Top-ten offenses won 36 out of the 43 Super Bowls (83.7 percent).

Top-ten defense won 39 out of the 43 Super Bowls (90.6 percent).

The average Super Bowl winning offense ranked 6.4th overall.

The average Super Bowl winning defense ranked 4.5th overall.

 

The numbers seem to indicate a slight advantage going to the defensive side of the ball.

Still, they also appear to indicate that Super Bowl-winning teams must be of a high caliber on both sides of the ball with few exceptions (The 2006 Colts defense & The 2008 Steelers offense come to mind).

Now, you might be wondering why this article seems to focus more on the value of defenses winning championships than offense winning championships.

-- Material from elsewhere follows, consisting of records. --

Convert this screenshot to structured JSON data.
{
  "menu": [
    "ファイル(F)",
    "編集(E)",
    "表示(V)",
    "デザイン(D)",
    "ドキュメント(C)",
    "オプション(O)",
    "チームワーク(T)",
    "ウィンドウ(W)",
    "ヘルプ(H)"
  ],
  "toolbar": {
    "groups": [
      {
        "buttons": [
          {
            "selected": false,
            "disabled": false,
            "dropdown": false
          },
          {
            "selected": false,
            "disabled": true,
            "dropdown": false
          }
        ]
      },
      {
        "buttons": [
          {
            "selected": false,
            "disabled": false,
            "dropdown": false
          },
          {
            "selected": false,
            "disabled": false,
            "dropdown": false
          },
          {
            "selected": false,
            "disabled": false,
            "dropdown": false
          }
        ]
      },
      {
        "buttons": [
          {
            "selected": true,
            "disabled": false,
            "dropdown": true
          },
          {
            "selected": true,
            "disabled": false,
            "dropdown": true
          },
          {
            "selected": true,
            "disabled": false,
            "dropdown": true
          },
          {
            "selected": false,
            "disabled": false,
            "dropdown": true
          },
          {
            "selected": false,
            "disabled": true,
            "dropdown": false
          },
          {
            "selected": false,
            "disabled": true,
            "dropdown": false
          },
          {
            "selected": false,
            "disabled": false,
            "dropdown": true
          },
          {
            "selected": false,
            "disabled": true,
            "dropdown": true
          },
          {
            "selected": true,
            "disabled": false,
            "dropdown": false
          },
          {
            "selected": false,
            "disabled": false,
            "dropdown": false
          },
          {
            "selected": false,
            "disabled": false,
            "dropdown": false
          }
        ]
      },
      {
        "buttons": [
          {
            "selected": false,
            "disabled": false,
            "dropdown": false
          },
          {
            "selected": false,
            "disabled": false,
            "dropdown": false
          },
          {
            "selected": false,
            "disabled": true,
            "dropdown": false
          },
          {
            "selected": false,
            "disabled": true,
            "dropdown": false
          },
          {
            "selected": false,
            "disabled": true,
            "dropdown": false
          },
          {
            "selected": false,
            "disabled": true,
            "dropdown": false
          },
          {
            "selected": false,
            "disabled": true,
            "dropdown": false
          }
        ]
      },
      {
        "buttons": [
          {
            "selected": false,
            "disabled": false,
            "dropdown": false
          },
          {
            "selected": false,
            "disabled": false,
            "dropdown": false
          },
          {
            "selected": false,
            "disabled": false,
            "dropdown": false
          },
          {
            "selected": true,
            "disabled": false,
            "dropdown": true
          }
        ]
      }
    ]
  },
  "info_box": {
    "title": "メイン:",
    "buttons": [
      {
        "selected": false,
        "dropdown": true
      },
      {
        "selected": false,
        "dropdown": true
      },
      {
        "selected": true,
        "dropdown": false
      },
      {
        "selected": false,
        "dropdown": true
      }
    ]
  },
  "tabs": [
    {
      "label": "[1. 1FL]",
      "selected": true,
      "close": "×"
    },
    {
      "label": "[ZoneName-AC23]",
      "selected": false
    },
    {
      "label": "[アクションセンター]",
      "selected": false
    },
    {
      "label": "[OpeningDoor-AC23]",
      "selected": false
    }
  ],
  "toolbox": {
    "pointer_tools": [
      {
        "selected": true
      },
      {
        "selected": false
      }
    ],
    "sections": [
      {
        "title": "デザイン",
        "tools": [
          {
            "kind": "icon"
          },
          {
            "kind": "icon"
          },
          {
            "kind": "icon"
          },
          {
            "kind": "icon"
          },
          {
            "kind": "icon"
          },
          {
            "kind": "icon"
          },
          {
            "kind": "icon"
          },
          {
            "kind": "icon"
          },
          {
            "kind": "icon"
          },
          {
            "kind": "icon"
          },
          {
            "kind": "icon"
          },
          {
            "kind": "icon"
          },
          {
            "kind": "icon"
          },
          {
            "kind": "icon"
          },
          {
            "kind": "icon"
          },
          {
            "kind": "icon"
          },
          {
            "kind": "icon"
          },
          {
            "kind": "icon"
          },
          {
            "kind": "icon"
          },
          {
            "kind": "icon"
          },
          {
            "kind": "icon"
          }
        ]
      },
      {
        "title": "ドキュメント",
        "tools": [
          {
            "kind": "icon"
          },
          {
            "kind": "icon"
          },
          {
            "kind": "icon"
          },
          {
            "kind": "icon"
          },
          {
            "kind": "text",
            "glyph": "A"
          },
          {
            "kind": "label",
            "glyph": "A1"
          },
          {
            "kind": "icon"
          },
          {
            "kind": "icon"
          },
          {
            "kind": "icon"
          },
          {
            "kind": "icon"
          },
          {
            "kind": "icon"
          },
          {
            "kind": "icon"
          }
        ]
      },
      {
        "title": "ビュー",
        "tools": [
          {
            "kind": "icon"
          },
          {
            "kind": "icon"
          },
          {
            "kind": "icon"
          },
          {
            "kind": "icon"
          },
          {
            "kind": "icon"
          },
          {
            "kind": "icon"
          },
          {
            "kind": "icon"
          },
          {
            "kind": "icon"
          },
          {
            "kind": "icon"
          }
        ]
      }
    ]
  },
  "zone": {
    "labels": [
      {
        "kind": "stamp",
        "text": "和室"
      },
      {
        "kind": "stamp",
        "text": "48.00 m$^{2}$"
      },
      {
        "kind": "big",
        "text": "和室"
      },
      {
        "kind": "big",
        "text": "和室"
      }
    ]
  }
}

Truth be told, both units appear to be quite equal in terms of value needed to win the Super Bowl.

The reason why I'm taking a closer look on the value of defense is due to how society has treated both units.

You rarely hear a great defensive squad criticized for their lack of winning championships when they get stuck with poor to mediocre offensive units.

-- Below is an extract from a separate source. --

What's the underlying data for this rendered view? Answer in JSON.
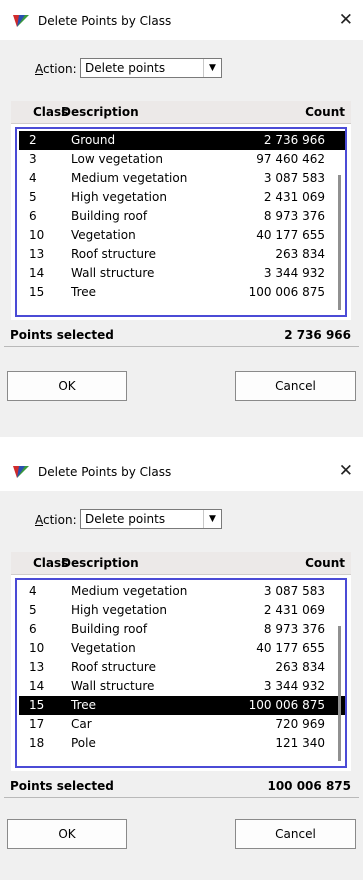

Conversely, you often hear players on the offensive side of the ball (especially quarterbacks) criticized for not winning championships even though they end up playing with poor to mediocre defensive units.

Let's face it, both sides need the other to succeed but one side takes more heat for the lack of doing so.

Realistically speaking, you're going to win a Super Bowl without having a defense ranked in the top ten.

It's only happened four times in 43 years, so I wouldn't bank on any miracles happening if I were the quarterback of a team who possesses a struggling defense.

Yet, you often hear quarterbacks criticized for their lack of winning championships, regardless of the defensive units they played with.

I could understand that criticism if they had the benefit of playing with top defensive units for the greater part of their careers but if those seasons come few and far between, the window of opportunity they have is significantly less than that of other quarterbacks.

The best example that I can think of is Peyton Manning.

Since his team has won more games in a single decade than any other team led by any one quarterback in NFL history, people have expected to see more of the same in the postseason.

The reality of the matter is that Manning has only played with top-ten defensive units in four times in his 11-year career.

The Colts managed to win many games they logically shouldn't have due to exceptional production from the Colts offense. This (in my view) led to unrealistic expectations in the postseason.

All people could think of is that they won during the regular season so they should be able to win in the postseason just as easily.

The problem is, one dimensional teams get shut down in the playoffs.

Defenses single out their greatest strength (in this case, the passing offense) and force the rest of the team to beat them. Meanwhile they rack up points and force the quarterback to play from behind.

It's a losing combination.

No matter how good Peyton Manning and the Colts offense was, they really didn't have much of a realistic chance at winning championships during seven of Manning's 11 seasons.

History shows us that no matter how good the offense is, it won't travel far without a quality defense to balance the attack.

That goes for Peyton Manning, Dan Marino, or any other quarterback stuck in these kinds of situations who takes the heat for it anyway.

The issue is, people expect these individuals to carry their teams in a way that isn't very logical.

That is, if history has anything to say about the matter.